Just be you! It is enough.
I am not exactly sure why this one stuck with me when there were so many other beautiful ones. It could be because I was having a rough day and right then I was struggling with feeling inadequate as a mother and wife. This is a feeling that I have frequently and I am almost positive that as horrible as it is, I am not alone. But when I read the sign, I just stood there for a while and stared at it. Even after I walked away, I came back a couple more times to just read it again and let it sink in.How many times in life do we allow ourselves to think that we are not enough. I do it all the time. Satan wants us to feel like this because it is an easy way to get to us. He wants us all to feel terrible about who we are. He wants us to look at others and compare ourselves to them and always find ourselves lacking.
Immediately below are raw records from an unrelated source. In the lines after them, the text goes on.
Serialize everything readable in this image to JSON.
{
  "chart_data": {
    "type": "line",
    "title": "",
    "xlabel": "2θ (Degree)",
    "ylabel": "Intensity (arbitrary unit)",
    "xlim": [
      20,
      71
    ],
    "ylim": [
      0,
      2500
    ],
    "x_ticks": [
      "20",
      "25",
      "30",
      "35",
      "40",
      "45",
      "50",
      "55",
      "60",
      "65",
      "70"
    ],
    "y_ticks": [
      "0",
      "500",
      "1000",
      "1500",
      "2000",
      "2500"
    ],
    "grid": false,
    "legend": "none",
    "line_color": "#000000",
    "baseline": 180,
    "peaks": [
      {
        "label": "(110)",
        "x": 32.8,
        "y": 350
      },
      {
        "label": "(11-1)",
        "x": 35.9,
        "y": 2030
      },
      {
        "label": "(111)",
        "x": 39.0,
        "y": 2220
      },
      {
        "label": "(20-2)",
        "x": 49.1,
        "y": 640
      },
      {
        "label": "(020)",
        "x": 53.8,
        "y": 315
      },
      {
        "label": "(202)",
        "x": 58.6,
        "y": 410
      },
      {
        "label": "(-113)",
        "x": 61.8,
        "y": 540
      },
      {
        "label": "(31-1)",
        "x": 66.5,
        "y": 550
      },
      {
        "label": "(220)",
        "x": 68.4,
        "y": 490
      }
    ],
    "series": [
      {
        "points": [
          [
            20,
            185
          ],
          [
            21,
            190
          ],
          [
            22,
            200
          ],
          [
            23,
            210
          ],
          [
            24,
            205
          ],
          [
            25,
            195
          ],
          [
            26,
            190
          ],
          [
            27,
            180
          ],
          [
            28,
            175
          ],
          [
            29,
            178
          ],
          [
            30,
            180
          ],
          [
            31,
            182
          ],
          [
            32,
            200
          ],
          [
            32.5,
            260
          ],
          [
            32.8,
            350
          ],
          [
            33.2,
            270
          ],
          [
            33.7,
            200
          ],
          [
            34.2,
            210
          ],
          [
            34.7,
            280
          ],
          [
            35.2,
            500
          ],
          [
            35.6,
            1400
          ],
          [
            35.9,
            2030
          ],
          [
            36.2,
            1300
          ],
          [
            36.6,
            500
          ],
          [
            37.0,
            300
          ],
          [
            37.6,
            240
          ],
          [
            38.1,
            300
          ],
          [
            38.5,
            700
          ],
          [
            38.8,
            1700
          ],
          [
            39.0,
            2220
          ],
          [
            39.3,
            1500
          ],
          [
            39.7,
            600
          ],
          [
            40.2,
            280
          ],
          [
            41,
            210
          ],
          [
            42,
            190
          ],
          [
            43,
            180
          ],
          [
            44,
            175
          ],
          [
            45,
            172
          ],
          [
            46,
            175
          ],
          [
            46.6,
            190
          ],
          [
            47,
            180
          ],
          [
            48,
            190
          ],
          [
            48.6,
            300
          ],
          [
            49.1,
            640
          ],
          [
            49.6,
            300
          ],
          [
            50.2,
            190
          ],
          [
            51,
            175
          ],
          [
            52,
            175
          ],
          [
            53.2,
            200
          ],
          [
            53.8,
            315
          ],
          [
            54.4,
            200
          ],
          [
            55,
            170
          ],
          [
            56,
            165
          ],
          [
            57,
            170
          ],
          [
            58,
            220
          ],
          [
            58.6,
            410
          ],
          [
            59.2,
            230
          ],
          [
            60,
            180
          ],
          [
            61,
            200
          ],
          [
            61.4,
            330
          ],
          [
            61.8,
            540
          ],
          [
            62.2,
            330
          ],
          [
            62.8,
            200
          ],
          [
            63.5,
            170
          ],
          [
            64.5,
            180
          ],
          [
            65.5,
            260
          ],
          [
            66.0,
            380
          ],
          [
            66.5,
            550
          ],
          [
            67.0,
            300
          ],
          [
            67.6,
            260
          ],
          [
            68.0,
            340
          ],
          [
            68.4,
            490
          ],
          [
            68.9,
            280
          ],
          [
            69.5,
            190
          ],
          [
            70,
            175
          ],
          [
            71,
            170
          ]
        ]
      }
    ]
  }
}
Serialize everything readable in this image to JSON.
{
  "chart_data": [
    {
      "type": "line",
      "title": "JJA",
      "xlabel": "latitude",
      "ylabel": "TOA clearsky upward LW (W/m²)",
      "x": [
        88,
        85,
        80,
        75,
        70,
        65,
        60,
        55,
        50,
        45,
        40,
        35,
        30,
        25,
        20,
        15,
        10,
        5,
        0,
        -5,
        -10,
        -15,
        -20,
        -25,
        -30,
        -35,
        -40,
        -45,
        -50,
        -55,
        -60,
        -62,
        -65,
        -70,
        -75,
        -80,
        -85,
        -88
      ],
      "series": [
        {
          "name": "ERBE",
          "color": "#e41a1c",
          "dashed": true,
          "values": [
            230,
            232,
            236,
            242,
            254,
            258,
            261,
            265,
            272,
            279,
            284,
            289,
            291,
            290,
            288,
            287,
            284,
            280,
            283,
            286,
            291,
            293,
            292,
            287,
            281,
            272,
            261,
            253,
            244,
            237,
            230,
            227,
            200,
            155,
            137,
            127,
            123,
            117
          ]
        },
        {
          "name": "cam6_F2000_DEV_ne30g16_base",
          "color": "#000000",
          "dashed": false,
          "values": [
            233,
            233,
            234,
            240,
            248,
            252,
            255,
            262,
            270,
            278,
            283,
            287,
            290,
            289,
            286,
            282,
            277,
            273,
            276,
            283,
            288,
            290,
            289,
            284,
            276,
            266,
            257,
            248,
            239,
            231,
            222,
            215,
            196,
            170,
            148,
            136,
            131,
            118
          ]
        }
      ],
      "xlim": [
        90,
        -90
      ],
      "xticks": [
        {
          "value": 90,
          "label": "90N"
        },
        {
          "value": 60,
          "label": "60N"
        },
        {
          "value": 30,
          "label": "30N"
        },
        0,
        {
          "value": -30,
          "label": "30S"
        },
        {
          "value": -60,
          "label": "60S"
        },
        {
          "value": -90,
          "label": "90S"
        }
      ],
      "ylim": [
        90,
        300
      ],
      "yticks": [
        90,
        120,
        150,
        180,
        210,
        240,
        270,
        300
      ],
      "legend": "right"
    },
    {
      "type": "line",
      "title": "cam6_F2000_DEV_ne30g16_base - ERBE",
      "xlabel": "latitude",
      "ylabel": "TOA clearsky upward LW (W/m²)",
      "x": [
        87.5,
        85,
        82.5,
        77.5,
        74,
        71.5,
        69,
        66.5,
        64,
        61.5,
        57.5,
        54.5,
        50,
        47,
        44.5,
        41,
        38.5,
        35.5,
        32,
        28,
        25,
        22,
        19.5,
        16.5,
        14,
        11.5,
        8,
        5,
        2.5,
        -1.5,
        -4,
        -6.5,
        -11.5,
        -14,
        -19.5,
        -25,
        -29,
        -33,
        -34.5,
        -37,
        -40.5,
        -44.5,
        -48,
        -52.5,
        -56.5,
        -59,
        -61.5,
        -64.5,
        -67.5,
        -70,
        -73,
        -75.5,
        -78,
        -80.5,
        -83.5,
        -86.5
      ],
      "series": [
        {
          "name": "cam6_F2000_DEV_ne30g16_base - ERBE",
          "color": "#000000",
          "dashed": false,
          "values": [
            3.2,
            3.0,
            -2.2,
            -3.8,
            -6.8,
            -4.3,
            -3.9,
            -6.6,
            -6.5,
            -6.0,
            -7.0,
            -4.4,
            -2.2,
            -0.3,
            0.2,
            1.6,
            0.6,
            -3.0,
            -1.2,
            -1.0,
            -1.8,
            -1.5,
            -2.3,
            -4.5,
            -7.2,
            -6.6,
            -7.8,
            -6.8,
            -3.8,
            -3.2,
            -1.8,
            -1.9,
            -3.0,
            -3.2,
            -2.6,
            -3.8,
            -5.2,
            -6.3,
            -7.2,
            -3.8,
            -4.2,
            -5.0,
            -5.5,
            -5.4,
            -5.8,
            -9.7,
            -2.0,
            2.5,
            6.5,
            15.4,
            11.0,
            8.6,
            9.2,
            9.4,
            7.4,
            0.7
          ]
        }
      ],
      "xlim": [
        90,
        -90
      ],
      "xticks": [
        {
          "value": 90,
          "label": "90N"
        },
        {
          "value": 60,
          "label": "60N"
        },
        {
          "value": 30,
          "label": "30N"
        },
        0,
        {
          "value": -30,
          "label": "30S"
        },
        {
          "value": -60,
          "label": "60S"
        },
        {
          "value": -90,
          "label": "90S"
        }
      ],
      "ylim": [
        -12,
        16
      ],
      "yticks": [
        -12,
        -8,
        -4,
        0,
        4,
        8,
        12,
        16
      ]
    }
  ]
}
This is something that I have struggled with my entire life. I don't tell you this because I want any praise, I say it because I was truly touched by these few words and I wanted you to know why.
I know that I am loved and I know that I do the very best I can do in all aspects of my life. But still I don't feel like I am enough. Why?
During the same visit to Deseret Book last night I also found a CD that I actually purchased because of that sign. I wanted to help myself feel like I was enough by reminding myself why I am enough. My Heavenly Father loves me and sees me a very different way then I see myself. He sees me the way he wants me to see me. He knows the truth about me and all that I can do. In one of the songs it says " Do you understand who you are? Part of the Father lives in you." It continues with more beautiful words, but those are the ones that stuck out to me. I never thought about it that way. I Know I am a child of God, but have you ever thought that just like parts of each of your earthly parents are a part of your very being, so is your Heavenly Father! With that knowledge how can any of us feel unimportant or inadequate. We each possess immeasurable worth in the eyes of the one person that matters the most, our Heavenly Father.
I am so grateful for this knowledge and even though i know that i will continue to struggle with these feelings probably my whole life, I do understand that I can JUST BE ME because IT IS ENOUGH!